Chick Corea / Return to Forever

曲目 参加ミュージシャン
1. Return to Forever
2. Crystal Silence
3. What Game Shall We Play Today
4. Sometime Ago / La Fiesta
Chick Corea (elp)
Joe Farrell (fi,ss)
Flora Purim (vo,perc)
Stanley Clarke (b)
Airto Moreira (ds,perc)
録音年:1972  
 世間でChick Coreaといえば、やはりコレ、カモメジャケットの"Return to Forever"である。今もChickはジャズシーンの第一線で活躍しているというのに、未だにChickといえばコレなのである。"Mad Hatter"のところで書いたことをここでも蒸し返すが、やっぱりChickには70年代の冴えを取り戻して欲しい。Chickは未だに多くの人にとって"RTFの人"であって、決して"Elektric Bandの人"でもなければ"Originの人"でもない。
 本作が常に"名盤100選"のような企画で必ずランクインするその真の理由は、全てラスト9分の"La Fiesta"があるからにほかならない。もし"La Fiesta"が別のアルバムに納められていたとしたら、絶対そっちの方が"名盤100選"に選ばれるはずである。4曲目は"Sometime Ago"と"La Fiesta"がつながっていて間に曲を仕切る信号が入っていないが、"La Fiesta"は14:12からの、エレピソロによる厳かな導入部により始まる。イントロが終わって3拍子リズムを刻み始めてから後は、最後まで狂乱の祭典の如しである。5人のプレイ全てが鳥肌モンである。そして最大の鳥肌ポイントは20:30あたりから始まるChickのアドリブパート、しかもそのドアタマの部分だろう。
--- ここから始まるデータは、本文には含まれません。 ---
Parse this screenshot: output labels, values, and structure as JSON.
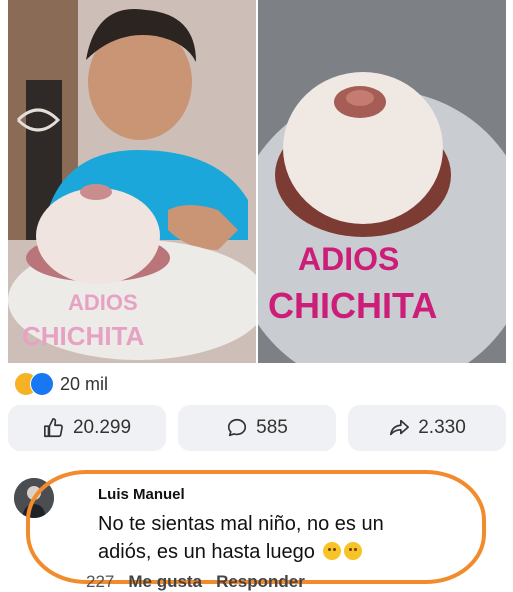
{
  "photos": {
    "left_cake_text": [
      "ADIOS",
      "CHICHITA"
    ],
    "right_cake_text": [
      "ADIOS",
      "CHICHITA"
    ]
  },
  "reactions": {
    "icons": [
      "haha-icon",
      "like-icon"
    ],
    "count_label": "20 mil"
  },
  "actions": {
    "like_count": "20.299",
    "comment_count": "585",
    "share_count": "2.330"
  },
  "comment": {
    "author": "Luis Manuel",
    "text": "No te sientas mal niño, no es un adiós, es un hasta luego",
    "reaction_count": "227",
    "like_label": "Me gusta",
    "reply_label": "Responder"
  },
  "colors": {
    "like_blue": "#1877f2",
    "haha_yellow": "#f7b125",
    "highlight_orange": "#f18b2c",
    "pill_gray": "#eff1f4"
  }
}
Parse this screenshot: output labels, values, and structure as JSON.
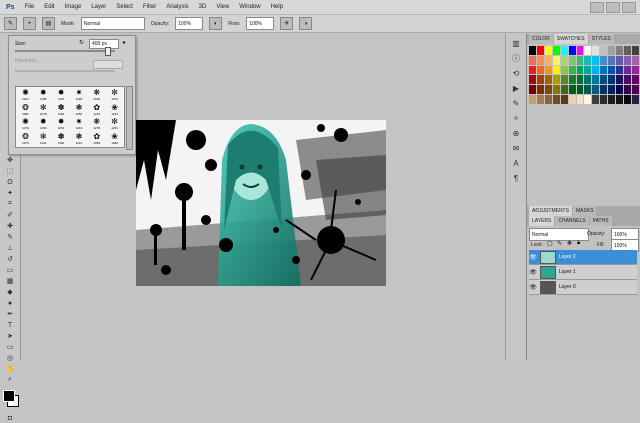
{
  "menu": {
    "logo": "Ps",
    "items": [
      "File",
      "Edit",
      "Image",
      "Layer",
      "Select",
      "Filter",
      "Analysis",
      "3D",
      "View",
      "Window",
      "Help"
    ]
  },
  "options": {
    "mode_label": "Mode:",
    "mode_value": "Normal",
    "opacity_label": "Opacity:",
    "opacity_value": "100%",
    "flow_label": "Flow:",
    "flow_value": "100%"
  },
  "brush_panel": {
    "size_label": "Size:",
    "size_value": "400 px",
    "hardness_label": "Hardness:",
    "sizes": [
      "1222",
      "1185",
      "1107",
      "1148",
      "1230",
      "1075",
      "1081",
      "1078",
      "1182",
      "1156",
      "1231",
      "1231",
      "1079",
      "1153",
      "1263",
      "1219",
      "1276",
      "1251",
      "1276",
      "1141",
      "1181",
      "1131",
      "1099",
      "1062"
    ]
  },
  "right_panel": {
    "top_tabs": [
      "COLOR",
      "SWATCHES",
      "STYLES"
    ],
    "adj_tabs": [
      "ADJUSTMENTS",
      "MASKS"
    ],
    "layer_tabs": [
      "LAYERS",
      "CHANNELS",
      "PATHS"
    ],
    "blend_mode": "Normal",
    "opacity_label": "Opacity:",
    "opacity_value": "100%",
    "lock_label": "Lock:",
    "fill_label": "Fill:",
    "fill_value": "100%",
    "layers": [
      "Layer 2",
      "Layer 1",
      "Layer 0"
    ],
    "swatch_colors": [
      "#000000",
      "#ff0000",
      "#ffff00",
      "#00ff00",
      "#00ffff",
      "#0000ff",
      "#ff00ff",
      "#ffffff",
      "#e0e0e0",
      "#c0c0c0",
      "#a0a0a0",
      "#808080",
      "#606060",
      "#404040",
      "#f26c4f",
      "#f68e55",
      "#fbaf5c",
      "#fff467",
      "#acd372",
      "#7cc576",
      "#3bb878",
      "#1abbb4",
      "#00bff3",
      "#438ccb",
      "#5574b9",
      "#605ca8",
      "#855fa8",
      "#a763a8",
      "#ed1c24",
      "#f26522",
      "#f7941d",
      "#fff200",
      "#8dc73f",
      "#39b54a",
      "#00a651",
      "#00a99d",
      "#00aeef",
      "#0072bc",
      "#0054a6",
      "#2e3192",
      "#662d91",
      "#92278f",
      "#9e0b0f",
      "#a0410d",
      "#a36209",
      "#aba000",
      "#598527",
      "#1a7b30",
      "#007236",
      "#00746b",
      "#0076a3",
      "#004b80",
      "#003471",
      "#1b1464",
      "#440e62",
      "#630460",
      "#790000",
      "#7b2e00",
      "#7d4900",
      "#827b00",
      "#406618",
      "#005e20",
      "#005826",
      "#005952",
      "#005b7f",
      "#003663",
      "#002157",
      "#0d004c",
      "#32004b",
      "#4b0049",
      "#c69c6d",
      "#a67c52",
      "#8c6239",
      "#754c24",
      "#603913",
      "#e6d0b8",
      "#f5e0c6",
      "#fff6e6",
      "#3d3d3d",
      "#2b2b2b",
      "#1f1f1f",
      "#151515",
      "#0a0a0a",
      "#202040"
    ]
  }
}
ここで飛び出す走り気味のS. Clarkeのベースが信じられないようなスピード感のあるグルーブを生み出す。Airtoのドラムがシンバルも割れよとばかりに終始激しく煽る。Flora Purimはここでは歌わず、カスタネットを初めとする各種パーカッションを操るのみだが、絶妙のタイミングで割り込んでくる。Joe Farrellのssも、縦横無尽。間違いなくこれは最高最大に血沸き肉踊るジャズである。"La Fiesta"には、最初から最後まで圧倒されっぱなしである。
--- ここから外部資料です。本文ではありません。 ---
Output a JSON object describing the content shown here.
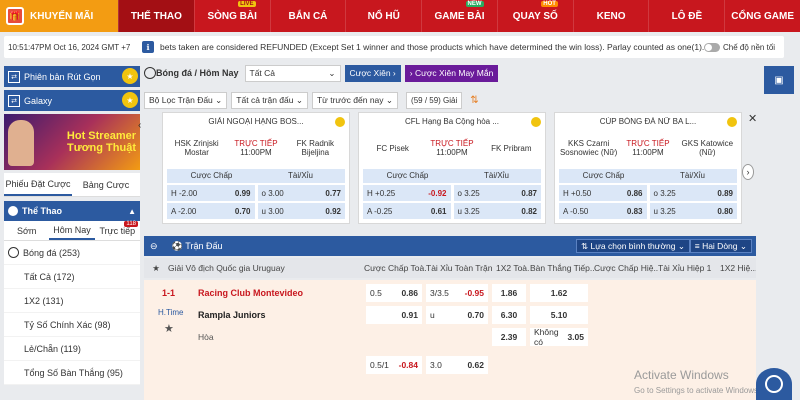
{
  "topnav": {
    "promo": "KHUYẾN MÃI",
    "items": [
      {
        "label": "THỂ THAO",
        "badge": ""
      },
      {
        "label": "SÒNG BÀI",
        "badge": "LIVE"
      },
      {
        "label": "BẮN CÁ",
        "badge": ""
      },
      {
        "label": "NỔ HŨ",
        "badge": ""
      },
      {
        "label": "GAME BÀI",
        "badge": "NEW"
      },
      {
        "label": "QUAY SỐ",
        "badge": "HOT"
      },
      {
        "label": "KENO",
        "badge": ""
      },
      {
        "label": "LÔ ĐỀ",
        "badge": ""
      },
      {
        "label": "CỔNG GAME",
        "badge": ""
      }
    ]
  },
  "ticker": {
    "time": "10:51:47PM Oct 16, 2024 GMT +7",
    "message": "bets taken are considered REFUNDED (Except Set 1 winner and those products which have determined the win loss). Parlay counted as one(1). Thank",
    "toggle_label": "Chế độ nền tối"
  },
  "sidebar": {
    "btn_short": "Phiên bản Rút Gọn",
    "btn_galaxy": "Galaxy",
    "banner_line1": "Hot Streamer",
    "banner_line2": "Tương Thuật",
    "tab_slip": "Phiếu Đặt Cược",
    "tab_history": "Bảng Cược",
    "sport_head": "Thể Thao",
    "time_tabs": [
      "Sớm",
      "Hôm Nay",
      "Trực tiếp"
    ],
    "live_count": "118",
    "sports": [
      "Bóng đá (253)",
      "Tất Cả (172)",
      "1X2 (131)",
      "Tỷ Số Chính Xác (98)",
      "Lẻ/Chẵn (119)",
      "Tổng Số Bàn Thắng (95)"
    ]
  },
  "filters": {
    "title": "Bóng đá / Hôm Nay",
    "all_select": "Tất Cả",
    "btn_parlay": "Cược Xiên",
    "btn_lucky": "Cược Xiên May Mắn",
    "league_filter": "Bộ Lọc Trận Đấu",
    "all_matches": "Tất cả trận đấu",
    "time_filter": "Từ trước đến nay",
    "count": "(59 / 59) Giải"
  },
  "cards": [
    {
      "league": "GIẢI NGOẠI HẠNG BOS...",
      "home": "HSK Zrinjski Mostar",
      "away": "FK Radnik Bijeljina",
      "live": "TRỰC TIẾP",
      "kickoff": "11:00PM",
      "hdr_handicap": "Cược Chấp",
      "hdr_ou": "Tài/Xỉu",
      "row1": {
        "hl": "H",
        "hline": "-2.00",
        "hodd": "0.99",
        "ol": "o",
        "oline": "3.00",
        "oodd": "0.77",
        "red": false
      },
      "row2": {
        "hl": "A",
        "hline": "-2.00",
        "hodd": "0.70",
        "ol": "u",
        "oline": "3.00",
        "oodd": "0.92"
      }
    },
    {
      "league": "CFL Hạng Ba Cộng hòa ...",
      "home": "FC Pisek",
      "away": "FK Pribram",
      "live": "TRỰC TIẾP",
      "kickoff": "11:00PM",
      "hdr_handicap": "Cược Chấp",
      "hdr_ou": "Tài/Xỉu",
      "row1": {
        "hl": "H",
        "hline": "+0.25",
        "hodd": "-0.92",
        "ol": "o",
        "oline": "3.25",
        "oodd": "0.87",
        "red": true
      },
      "row2": {
        "hl": "A",
        "hline": "-0.25",
        "hodd": "0.61",
        "ol": "u",
        "oline": "3.25",
        "oodd": "0.82"
      }
    },
    {
      "league": "CÚP BÓNG ĐÁ NỮ BA L...",
      "home": "KKS Czarni Sosnowiec (Nữ)",
      "away": "GKS Katowice (Nữ)",
      "live": "TRỰC TIẾP",
      "kickoff": "11:00PM",
      "hdr_handicap": "Cược Chấp",
      "hdr_ou": "Tài/Xỉu",
      "row1": {
        "hl": "H",
        "hline": "+0.50",
        "hodd": "0.86",
        "ol": "o",
        "oline": "3.25",
        "oodd": "0.89",
        "red": false
      },
      "row2": {
        "hl": "A",
        "hline": "-0.50",
        "hodd": "0.83",
        "ol": "u",
        "oline": "3.25",
        "oodd": "0.80"
      }
    }
  ],
  "match_section": {
    "title": "Trận Đấu",
    "sort_select": "Lựa chọn bình thường",
    "lines_select": "Hai Dòng",
    "league": "Giải Vô địch Quốc gia Uruguay",
    "columns": [
      "Cược Chấp Toà...",
      "Tài Xỉu Toàn Trận",
      "1X2 Toà...",
      "Bàn Thắng Tiếp...",
      "Cược Chấp Hiệ...",
      "Tài Xỉu Hiệp 1",
      "1X2 Hiệ..."
    ],
    "score": "1-1",
    "period": "H.Time",
    "home": "Racing Club Montevideo",
    "away": "Rampla Juniors",
    "draw": "Hòa",
    "odds": {
      "hc_line1": "0.5",
      "hc_odd1": "0.86",
      "hc_odd2": "0.91",
      "ou_line1": "3/3.5",
      "ou_odd1": "-0.95",
      "ou_line2": "u",
      "ou_odd2": "0.70",
      "x12_1": "1.86",
      "x12_2": "6.30",
      "x12_3": "2.39",
      "ng_1": "1.62",
      "ng_2": "5.10",
      "ng_none_label": "Không có",
      "ng_none": "3.05",
      "r2_hc_line": "0.5/1",
      "r2_hc_odd": "-0.84",
      "r2_ou_line": "3.0",
      "r2_ou_odd": "0.62"
    }
  },
  "watermark": {
    "line1": "Activate Windows",
    "line2": "Go to Settings to activate Windows."
  }
}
 "La Fiesta"が凄すぎて他が完全に霞んでいるのだが、2曲目"Crystal Silence"も名曲・名演である。しかしこの曲はずっとルバートで演奏され、リズムらしいリズムが出てこないがために、一聴ではなかなかその良さが見えてこない。しかし何度か聴いているうちにメロディーラインがつかめ、じわじわと心に滲み込んでくる。
 ところでこのアルバムについて一つ提言がある。次に再発するときは是非、"Sometime Ago"と"La Fiesta"の間に、曲を分ける信号を入れて、"La Fiesta"を晴れて5曲目として独立させて欲しい。世には"Sometime Ago"をわざわざ早送りして"La Fiesta"だけ聴いている輩は(私自身を含め)ゴマンといるはずだ。今の世の中、時は金なりである。アルバム単位(もしくはLP時代のA面B面単位)で聴いている時間が常にあるわけではない。"Sometime Ago"だっていいんだけど、こういう編集のおかげで、"La Fiesta"に必ず金魚の糞のようにひっついてくる曲だという印象が拭えないのである。1曲目の"Return to Forever"だってたいがい長いのに、こっちの方がえらく長く感じられる。"La Fiesta"を分離独立させることにより、"Sometime Ago"も正当に評価されるようになると共に、本作の価値だって上がるに違いない。
 最後に蛇足だが、(アルバム単位ではなく)曲単位で見ると、"La Fiesta"はMy FavoriteのNo. 1に、6年ほど燦然と光り輝き、色あせることがない。きっと死ぬまでその地位は揺るがないだろう。だからこそかもしれないが、"La Fiesta"の分離独立は私の悲願の一つでもある。